Dementsprechend hatte sich ihre Entlassung etwas nach hinten geschoben. «Wäre es Ihre Tochter, würden Sie mich verstehen können, Mister Hellding.» Ich nickte, aber das gab ihm doch nicht das Recht, einen Menschen ohne Zustimmung vom Staat, zu töten.

Das würde ihn doch auch zu einem Mörder machen. «Aber, wenn Sie ihn jetzt töten, hintergehen Sie den Staat und dessen Vorgaben. Es darf nur geschossen werden, wenn ein Beamter sich bedroht fühlt oder sich in einer lebensgefährlichen Lage befindet.»

Der Mann vor mir sah kurz zu Haze und diese nickte ihm zu. Dieses Nicken muss ihn wohl umgestimmt haben, denn seufzend senkte er seinen Blick und er rieb sich seine Stirn.

«Ich verstehe. Sie haben recht. Ich bitte um Entschuldigung.» Erleichterung machte sich in mir breit und ließ meine Fingerspitzen kribbeln. Zum Glück. Sanft lächelnd atmete ich laut aus.

«Dann nehmen wir ihn morgen fest und beginnen mit dem Verhör. Dasselbe bei Evans. Sie befindet sich noch immer im Krankenhaus, nicht?» Ich nickte und schwang mir meinen Mantel über meine Schultern.
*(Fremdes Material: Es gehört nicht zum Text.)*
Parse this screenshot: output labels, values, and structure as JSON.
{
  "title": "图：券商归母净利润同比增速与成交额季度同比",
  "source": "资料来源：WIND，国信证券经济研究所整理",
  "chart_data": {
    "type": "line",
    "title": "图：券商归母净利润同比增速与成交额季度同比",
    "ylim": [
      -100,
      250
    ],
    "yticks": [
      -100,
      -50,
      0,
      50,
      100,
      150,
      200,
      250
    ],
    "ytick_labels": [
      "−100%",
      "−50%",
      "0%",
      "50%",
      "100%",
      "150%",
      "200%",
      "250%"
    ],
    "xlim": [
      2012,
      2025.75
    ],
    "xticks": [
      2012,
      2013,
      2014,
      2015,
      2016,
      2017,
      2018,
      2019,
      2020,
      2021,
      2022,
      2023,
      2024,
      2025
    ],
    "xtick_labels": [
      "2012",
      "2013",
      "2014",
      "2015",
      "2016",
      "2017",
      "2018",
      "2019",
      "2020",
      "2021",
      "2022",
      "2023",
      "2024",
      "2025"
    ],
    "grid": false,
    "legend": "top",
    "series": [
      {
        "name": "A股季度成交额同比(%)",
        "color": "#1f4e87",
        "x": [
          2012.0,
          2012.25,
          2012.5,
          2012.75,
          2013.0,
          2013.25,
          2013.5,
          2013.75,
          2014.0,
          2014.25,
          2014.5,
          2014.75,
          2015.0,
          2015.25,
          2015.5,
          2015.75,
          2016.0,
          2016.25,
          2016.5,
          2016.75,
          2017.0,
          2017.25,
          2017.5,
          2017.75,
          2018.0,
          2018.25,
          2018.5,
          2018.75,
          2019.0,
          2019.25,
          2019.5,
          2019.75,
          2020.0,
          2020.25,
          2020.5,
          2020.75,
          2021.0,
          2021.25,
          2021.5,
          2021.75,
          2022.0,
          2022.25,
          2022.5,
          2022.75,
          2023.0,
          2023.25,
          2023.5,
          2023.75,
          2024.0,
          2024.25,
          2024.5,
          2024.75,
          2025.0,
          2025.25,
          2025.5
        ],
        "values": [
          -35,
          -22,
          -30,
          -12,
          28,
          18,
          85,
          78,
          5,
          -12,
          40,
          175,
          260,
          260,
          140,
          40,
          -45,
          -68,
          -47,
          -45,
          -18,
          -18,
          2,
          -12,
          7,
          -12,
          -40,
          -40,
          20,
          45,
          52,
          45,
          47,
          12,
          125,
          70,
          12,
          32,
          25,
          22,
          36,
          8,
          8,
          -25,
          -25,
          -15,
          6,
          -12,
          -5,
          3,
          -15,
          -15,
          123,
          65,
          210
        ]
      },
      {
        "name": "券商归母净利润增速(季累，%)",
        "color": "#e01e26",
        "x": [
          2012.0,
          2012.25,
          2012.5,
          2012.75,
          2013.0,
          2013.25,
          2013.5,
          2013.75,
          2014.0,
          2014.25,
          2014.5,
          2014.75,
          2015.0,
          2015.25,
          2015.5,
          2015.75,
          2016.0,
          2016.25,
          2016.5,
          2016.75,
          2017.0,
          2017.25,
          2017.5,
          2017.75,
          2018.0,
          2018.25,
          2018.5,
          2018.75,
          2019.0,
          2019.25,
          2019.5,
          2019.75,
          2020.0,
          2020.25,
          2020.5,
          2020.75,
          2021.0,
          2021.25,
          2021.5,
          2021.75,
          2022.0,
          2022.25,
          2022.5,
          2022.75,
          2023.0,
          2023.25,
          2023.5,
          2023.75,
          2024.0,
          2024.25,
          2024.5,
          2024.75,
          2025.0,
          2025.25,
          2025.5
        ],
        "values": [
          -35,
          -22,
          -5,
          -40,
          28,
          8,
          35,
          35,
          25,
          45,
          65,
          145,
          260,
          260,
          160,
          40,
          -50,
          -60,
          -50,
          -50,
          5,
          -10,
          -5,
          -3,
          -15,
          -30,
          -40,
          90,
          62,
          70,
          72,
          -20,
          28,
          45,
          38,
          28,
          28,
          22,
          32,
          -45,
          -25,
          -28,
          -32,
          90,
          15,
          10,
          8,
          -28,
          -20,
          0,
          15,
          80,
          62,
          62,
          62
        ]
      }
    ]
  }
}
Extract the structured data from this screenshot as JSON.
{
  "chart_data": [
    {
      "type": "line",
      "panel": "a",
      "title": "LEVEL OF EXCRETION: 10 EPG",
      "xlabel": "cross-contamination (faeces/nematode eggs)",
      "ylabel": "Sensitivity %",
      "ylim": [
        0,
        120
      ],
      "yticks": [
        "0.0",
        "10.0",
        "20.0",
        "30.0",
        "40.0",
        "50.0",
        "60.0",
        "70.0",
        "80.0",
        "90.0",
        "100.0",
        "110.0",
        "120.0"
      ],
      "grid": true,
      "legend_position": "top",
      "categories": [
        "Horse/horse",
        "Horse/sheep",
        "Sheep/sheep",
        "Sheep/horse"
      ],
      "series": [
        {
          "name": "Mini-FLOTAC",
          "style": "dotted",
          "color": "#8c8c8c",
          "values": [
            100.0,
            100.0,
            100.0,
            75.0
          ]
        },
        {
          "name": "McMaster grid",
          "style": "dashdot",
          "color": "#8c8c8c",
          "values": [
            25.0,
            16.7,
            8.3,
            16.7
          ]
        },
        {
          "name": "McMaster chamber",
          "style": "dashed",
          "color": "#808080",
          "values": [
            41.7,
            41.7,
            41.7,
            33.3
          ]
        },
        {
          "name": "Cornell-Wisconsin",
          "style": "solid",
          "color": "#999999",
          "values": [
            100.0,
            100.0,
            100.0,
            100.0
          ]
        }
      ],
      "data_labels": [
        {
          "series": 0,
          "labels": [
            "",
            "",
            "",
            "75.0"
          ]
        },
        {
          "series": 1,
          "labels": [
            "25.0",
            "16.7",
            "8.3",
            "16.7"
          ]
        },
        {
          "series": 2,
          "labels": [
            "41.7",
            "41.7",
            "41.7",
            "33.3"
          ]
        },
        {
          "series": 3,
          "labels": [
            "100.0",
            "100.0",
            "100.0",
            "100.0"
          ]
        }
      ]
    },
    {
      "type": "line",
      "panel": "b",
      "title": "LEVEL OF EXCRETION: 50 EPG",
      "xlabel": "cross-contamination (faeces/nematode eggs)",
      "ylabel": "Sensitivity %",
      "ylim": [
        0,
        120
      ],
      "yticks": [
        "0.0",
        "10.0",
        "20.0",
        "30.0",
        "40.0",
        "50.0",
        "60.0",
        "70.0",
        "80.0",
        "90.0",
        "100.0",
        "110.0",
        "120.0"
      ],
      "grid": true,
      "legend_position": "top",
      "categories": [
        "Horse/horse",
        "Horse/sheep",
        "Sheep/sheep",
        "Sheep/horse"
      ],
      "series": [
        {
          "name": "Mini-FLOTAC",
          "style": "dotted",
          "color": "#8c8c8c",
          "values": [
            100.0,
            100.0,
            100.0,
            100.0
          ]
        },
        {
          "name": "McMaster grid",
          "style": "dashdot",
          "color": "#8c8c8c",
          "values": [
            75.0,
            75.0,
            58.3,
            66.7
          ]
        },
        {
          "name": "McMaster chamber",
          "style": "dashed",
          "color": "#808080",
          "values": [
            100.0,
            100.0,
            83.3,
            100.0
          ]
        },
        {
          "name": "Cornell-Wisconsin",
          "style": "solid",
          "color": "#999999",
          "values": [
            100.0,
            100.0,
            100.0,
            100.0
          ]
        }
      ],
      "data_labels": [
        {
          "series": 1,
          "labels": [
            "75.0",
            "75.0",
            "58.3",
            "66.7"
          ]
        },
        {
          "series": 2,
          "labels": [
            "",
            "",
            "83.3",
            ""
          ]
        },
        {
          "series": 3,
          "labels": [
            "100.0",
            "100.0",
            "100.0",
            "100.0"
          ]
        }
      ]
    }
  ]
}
«Heute Abend, also in knappen zwei Stunden, kann sie nach Hause. Ich komme gleich wieder, ich hol nur kurz meine Tasche aus meinem Büro», meinte ich und verließ Hazes Office.

An Ayas Tisch vorbeilaufend konnte ich nicht anders. Ich hinterfragte die Aussage meiner Freundin. Was, wenn sie wirklich seine Komplizin war? Hazes Beobachtungen und Aussagen schienen mir logisch.

Aber Ayas Augen, sie konnten nicht lügen. Aya würde nie lügen, sie war ein viel zu herzensguter Mensch. Warum sonst wollte sie Ryou retten? Sie möchte verstehen, warum er zum Mörder wurde.